A site-specific piece about the construction of the reservoir Llyn Celyn, flooding the Tryweryn Valley and demolishing the village of Capel Celyn in the process. This piece is a continuation of an ongoing theme relating to displacement. In this case, the displacement of the village residents to provide water to Liverpool. The events that happened at the time also prompted a strong sense of Welsh Nationalism and calls for Devolution which continue to this day.
Inspired by the artist Tim Davis, who uses film, photography and installation to respond to and represent specific sites of interest. Davis also created a piece called Capel Celyn where he cast 5000 wax nails based on a rusty nail found on the bed of Llyn Celyn during a period of drought.
Initial focus for this project was on the effects of this controversial scheme on the local community and the protests and rallies that took place against the Tryweryn Dam project. Two mood boards were created using original media photographs to describe the sense of emotion that the project had provoked in the local community. These mood boards were then photographed and the new photographs used to create the Digital Collage that comprises a 5-metre Statement Banner depicting the protests that took place at the time. Additional Banners were also printed as an accompaniment.
The photograph “Dirty Laundry” bears reference to the fact that the water contained in Llyn Celyn is used for domestic purposes in Liverpool and beyond. For every gallon of water that arrives from Llyn Celyn at the Huntington Treatment Works in Chester, a gallon is sent to Liverpool to provide water to the Liverpool population for domestic purposes. The Tryweryn Dam was built around the time that Automatic Washing Machines were becoming more popular and…
“Look What They Did” offers a reflective position where a protest slogan is replaced with a message of observational reflection. Interactions with members of the public at Llyn Celyn suggest that still people visit Llyn Celyn to reflect on the actions of the Liverpool Corporation from the past.

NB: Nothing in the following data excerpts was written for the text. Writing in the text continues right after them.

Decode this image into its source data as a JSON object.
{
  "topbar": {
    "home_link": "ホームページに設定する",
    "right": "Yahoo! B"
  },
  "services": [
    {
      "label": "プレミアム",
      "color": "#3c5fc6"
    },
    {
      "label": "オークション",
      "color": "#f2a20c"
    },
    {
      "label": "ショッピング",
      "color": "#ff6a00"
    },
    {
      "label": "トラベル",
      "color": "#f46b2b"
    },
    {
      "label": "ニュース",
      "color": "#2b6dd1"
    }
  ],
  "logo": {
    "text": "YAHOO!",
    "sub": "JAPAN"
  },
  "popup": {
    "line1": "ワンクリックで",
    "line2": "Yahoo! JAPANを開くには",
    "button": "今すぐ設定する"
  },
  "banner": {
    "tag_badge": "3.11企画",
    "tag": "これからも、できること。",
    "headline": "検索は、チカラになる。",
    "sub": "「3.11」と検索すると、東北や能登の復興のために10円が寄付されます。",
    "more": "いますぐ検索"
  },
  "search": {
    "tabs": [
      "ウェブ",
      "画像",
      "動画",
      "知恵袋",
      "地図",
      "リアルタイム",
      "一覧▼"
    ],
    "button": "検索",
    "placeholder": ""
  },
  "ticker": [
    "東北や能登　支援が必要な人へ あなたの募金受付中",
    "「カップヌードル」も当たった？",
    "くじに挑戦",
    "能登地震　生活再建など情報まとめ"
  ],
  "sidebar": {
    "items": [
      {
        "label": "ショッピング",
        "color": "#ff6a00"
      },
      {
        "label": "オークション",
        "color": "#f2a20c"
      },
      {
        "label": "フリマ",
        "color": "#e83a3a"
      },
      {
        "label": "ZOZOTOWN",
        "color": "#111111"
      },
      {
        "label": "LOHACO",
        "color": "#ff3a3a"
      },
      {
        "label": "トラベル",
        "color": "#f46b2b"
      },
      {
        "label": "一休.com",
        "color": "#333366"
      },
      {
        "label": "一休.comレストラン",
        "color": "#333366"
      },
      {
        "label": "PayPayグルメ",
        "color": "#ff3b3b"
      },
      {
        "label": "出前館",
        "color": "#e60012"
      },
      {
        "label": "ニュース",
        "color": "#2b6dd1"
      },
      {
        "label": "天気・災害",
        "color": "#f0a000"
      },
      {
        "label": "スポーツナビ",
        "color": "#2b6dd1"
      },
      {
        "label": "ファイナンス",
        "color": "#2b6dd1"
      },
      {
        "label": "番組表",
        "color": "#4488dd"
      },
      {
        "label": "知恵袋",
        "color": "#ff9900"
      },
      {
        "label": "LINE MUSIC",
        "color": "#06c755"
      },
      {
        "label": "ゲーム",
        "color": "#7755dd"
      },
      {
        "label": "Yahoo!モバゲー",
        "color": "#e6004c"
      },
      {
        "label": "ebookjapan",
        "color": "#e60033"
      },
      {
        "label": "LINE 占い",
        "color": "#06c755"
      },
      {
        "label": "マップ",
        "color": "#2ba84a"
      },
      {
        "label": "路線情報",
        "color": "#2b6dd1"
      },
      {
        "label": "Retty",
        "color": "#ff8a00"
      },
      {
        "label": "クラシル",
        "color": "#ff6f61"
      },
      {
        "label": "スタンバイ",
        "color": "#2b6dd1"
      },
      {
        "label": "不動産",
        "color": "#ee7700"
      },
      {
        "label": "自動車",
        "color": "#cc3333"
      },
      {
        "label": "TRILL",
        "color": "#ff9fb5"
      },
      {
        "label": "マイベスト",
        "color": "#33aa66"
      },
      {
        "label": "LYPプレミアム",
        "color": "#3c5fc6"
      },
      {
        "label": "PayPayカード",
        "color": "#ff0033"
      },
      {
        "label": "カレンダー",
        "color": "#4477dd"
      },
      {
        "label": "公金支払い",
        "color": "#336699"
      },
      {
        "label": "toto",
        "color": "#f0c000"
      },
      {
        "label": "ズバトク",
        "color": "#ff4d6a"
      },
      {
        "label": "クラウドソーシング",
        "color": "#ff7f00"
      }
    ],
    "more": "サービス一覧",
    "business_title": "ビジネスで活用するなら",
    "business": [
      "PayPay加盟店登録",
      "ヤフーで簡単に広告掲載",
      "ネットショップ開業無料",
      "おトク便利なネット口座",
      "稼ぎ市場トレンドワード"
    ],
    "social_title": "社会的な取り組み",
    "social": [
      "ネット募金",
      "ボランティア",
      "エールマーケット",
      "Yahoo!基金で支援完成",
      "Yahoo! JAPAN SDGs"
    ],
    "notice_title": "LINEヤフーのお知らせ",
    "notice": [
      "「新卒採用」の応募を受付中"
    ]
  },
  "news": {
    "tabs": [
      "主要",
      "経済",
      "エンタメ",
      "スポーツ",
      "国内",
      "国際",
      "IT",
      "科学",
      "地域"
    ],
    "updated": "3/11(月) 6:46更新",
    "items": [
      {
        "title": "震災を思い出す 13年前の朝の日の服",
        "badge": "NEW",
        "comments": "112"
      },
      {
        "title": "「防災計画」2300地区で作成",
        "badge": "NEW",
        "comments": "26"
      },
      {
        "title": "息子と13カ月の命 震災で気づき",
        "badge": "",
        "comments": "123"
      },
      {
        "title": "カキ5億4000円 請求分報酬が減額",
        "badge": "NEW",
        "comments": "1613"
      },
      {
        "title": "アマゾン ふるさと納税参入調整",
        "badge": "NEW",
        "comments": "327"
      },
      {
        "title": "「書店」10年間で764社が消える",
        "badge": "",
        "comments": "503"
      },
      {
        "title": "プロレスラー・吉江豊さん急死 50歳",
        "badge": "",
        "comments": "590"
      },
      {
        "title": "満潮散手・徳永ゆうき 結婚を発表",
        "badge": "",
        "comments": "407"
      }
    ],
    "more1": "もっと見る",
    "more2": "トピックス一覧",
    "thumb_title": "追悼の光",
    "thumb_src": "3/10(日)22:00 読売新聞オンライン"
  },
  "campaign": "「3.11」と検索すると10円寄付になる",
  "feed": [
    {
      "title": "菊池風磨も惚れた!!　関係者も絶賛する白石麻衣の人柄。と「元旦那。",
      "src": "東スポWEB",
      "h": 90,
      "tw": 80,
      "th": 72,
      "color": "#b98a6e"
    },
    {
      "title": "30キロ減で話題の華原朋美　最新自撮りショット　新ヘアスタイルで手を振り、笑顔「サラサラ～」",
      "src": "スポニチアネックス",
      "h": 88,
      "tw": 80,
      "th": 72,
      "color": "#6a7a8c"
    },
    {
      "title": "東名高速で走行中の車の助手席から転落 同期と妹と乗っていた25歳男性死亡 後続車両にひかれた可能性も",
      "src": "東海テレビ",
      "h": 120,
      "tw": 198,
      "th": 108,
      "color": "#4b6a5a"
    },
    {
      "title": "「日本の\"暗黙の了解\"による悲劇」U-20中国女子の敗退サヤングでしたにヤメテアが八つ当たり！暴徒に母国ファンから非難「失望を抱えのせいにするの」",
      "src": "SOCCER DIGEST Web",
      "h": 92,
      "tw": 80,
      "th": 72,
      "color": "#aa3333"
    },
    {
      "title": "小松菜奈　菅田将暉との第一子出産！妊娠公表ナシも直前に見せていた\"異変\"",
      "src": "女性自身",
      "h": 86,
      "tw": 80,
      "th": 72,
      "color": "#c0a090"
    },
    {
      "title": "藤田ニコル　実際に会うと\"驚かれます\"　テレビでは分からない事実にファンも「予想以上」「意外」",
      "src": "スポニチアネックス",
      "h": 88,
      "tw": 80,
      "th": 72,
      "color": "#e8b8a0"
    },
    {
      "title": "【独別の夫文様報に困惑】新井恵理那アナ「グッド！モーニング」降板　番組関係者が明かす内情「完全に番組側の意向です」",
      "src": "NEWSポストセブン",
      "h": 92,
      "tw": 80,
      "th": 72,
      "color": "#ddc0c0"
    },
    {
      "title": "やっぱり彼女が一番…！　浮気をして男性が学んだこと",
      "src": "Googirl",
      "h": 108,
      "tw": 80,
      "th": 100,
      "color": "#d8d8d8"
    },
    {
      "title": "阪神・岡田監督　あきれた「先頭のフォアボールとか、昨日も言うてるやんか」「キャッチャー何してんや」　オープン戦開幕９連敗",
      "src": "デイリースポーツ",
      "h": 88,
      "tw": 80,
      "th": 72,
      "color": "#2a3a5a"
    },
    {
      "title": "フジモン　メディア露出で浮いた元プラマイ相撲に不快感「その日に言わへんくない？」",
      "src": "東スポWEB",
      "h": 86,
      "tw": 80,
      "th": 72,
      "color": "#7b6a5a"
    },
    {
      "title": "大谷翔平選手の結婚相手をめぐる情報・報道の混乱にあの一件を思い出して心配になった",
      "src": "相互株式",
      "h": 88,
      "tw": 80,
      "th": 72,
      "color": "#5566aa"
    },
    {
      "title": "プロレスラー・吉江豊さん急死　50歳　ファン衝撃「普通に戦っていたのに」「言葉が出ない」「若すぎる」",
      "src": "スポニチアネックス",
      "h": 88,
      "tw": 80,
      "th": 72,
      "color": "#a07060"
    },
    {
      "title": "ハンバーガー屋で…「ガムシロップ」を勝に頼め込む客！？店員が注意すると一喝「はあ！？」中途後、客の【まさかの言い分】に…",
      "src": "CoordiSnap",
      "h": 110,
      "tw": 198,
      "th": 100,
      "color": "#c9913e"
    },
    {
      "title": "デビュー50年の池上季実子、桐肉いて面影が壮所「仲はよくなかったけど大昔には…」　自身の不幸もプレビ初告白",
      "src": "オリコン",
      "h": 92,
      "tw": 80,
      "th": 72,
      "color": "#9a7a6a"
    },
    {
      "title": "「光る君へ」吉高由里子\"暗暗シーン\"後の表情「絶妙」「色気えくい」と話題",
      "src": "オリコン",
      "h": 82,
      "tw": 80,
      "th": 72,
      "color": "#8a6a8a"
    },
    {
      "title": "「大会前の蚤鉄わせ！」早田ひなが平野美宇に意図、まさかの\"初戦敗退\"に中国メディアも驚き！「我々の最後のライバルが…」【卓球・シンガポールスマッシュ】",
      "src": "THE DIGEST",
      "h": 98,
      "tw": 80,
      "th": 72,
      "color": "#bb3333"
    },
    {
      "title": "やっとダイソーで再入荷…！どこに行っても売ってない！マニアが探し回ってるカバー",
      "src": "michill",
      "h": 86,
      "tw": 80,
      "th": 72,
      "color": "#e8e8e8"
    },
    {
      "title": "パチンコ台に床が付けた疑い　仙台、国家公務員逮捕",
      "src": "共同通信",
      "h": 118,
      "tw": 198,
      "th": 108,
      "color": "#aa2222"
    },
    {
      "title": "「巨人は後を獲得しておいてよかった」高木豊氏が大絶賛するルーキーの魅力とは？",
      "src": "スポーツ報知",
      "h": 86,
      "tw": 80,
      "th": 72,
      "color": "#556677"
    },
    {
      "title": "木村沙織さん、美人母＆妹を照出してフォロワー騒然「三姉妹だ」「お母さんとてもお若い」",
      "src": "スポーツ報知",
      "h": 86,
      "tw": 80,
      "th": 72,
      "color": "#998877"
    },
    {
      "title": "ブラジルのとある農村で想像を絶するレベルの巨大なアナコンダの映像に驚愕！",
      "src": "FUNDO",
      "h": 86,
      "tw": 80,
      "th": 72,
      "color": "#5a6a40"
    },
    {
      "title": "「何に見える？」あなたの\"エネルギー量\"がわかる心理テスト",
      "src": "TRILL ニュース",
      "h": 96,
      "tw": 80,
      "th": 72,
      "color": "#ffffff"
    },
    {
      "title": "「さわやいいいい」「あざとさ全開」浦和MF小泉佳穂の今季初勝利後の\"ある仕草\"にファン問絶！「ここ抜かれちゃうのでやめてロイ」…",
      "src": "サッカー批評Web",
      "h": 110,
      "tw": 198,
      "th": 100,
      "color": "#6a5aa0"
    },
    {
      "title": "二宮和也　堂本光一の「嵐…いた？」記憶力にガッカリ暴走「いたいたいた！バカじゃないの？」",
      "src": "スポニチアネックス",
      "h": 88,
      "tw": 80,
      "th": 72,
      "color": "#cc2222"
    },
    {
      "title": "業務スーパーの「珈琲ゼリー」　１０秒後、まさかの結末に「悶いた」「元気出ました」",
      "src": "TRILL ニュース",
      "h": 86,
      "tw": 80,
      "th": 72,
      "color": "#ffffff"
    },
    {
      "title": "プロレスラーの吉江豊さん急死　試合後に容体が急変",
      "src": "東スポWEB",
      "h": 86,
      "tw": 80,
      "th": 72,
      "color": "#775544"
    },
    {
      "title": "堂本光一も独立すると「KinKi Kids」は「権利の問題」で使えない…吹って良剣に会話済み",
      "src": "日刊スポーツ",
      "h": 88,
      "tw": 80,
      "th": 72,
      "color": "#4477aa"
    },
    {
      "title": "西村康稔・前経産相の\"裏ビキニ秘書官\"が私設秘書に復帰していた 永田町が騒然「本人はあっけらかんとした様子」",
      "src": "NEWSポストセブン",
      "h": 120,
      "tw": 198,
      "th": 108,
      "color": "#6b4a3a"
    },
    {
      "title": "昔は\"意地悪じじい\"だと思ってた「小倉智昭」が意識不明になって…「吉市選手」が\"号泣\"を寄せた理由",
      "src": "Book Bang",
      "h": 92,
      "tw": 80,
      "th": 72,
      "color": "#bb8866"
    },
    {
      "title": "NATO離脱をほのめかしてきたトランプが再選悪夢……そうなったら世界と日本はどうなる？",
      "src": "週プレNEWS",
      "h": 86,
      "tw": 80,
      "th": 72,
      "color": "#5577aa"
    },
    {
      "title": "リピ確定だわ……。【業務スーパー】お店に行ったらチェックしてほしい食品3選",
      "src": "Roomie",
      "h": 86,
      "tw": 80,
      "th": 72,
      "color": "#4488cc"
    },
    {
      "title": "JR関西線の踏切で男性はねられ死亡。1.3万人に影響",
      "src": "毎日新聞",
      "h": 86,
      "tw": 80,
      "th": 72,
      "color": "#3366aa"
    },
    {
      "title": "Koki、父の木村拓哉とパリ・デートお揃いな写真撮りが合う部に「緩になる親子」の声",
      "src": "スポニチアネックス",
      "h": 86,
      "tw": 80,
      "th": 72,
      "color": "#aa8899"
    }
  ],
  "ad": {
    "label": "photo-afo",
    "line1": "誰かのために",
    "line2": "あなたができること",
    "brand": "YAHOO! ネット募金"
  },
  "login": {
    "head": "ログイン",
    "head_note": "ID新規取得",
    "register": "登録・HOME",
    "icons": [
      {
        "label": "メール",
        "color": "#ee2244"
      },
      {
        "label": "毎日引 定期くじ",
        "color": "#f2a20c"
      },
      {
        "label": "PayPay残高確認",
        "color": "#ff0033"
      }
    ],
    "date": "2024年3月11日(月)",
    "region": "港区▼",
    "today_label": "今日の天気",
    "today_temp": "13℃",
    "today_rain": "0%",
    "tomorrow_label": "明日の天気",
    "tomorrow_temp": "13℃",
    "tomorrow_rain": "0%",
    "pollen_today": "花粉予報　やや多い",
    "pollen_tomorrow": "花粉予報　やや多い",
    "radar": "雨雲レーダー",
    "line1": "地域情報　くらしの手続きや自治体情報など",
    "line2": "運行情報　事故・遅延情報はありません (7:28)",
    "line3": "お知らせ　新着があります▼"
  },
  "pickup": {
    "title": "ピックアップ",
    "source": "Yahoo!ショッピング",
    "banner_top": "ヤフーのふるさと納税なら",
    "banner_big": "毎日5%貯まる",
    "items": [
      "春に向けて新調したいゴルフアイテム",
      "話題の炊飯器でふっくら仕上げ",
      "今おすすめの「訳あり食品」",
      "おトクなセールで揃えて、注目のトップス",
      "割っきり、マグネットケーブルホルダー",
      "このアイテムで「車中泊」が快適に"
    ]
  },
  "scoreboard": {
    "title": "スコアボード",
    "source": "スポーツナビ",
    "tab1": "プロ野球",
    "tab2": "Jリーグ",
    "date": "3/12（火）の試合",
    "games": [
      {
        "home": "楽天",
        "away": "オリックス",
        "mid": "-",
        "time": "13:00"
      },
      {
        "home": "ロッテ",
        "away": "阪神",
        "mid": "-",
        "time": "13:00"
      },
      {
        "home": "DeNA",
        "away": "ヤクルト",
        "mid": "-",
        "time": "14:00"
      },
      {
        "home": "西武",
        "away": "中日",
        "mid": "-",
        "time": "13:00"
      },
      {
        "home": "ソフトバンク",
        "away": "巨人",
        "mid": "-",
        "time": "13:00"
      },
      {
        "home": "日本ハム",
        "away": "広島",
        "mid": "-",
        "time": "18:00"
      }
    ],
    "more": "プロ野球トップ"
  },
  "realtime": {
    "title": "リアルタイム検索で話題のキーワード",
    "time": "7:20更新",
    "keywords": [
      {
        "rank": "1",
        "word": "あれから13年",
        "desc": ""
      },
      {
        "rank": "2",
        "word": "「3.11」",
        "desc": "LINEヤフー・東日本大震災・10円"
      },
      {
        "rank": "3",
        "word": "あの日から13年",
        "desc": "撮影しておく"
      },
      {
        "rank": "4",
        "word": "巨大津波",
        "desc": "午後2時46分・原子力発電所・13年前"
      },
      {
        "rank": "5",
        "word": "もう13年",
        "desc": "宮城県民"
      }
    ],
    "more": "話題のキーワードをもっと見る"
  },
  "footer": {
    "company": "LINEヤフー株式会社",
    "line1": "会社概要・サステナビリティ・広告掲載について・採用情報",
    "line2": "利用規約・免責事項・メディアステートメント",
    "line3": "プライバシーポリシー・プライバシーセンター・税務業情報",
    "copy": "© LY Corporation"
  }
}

“A Rallying Cry” is a re-enactment of a photograph from the protest that took place at the opening of Llyn Celyn on October 21st1965. The opening ceremony had to be cut short after 3 minutes when protestors cut the wires to the microphone.
The floor piece, ‘Dam’ is a representation of the Tryweryn Dam and comprises water collected from Llyn Celyn, driftwood and slate from the shoreline, along with a football found floating in the water.
The accompanying collection of film seeks to highlight the domesticity of the situation, the fact that people were moving into high rise living in Liverpool and the water requirements were on the increase, at this time it was becoming commonplace to own an automatic washing machine.
The films also seek to reflect on the remains of the community that can still be found around the shore of Llyn Celyn and include scenes from archive footage that shows the last days of the community at Capel Celyn and the extent of the impact of the Tryweryn Dam on the landscape and the community.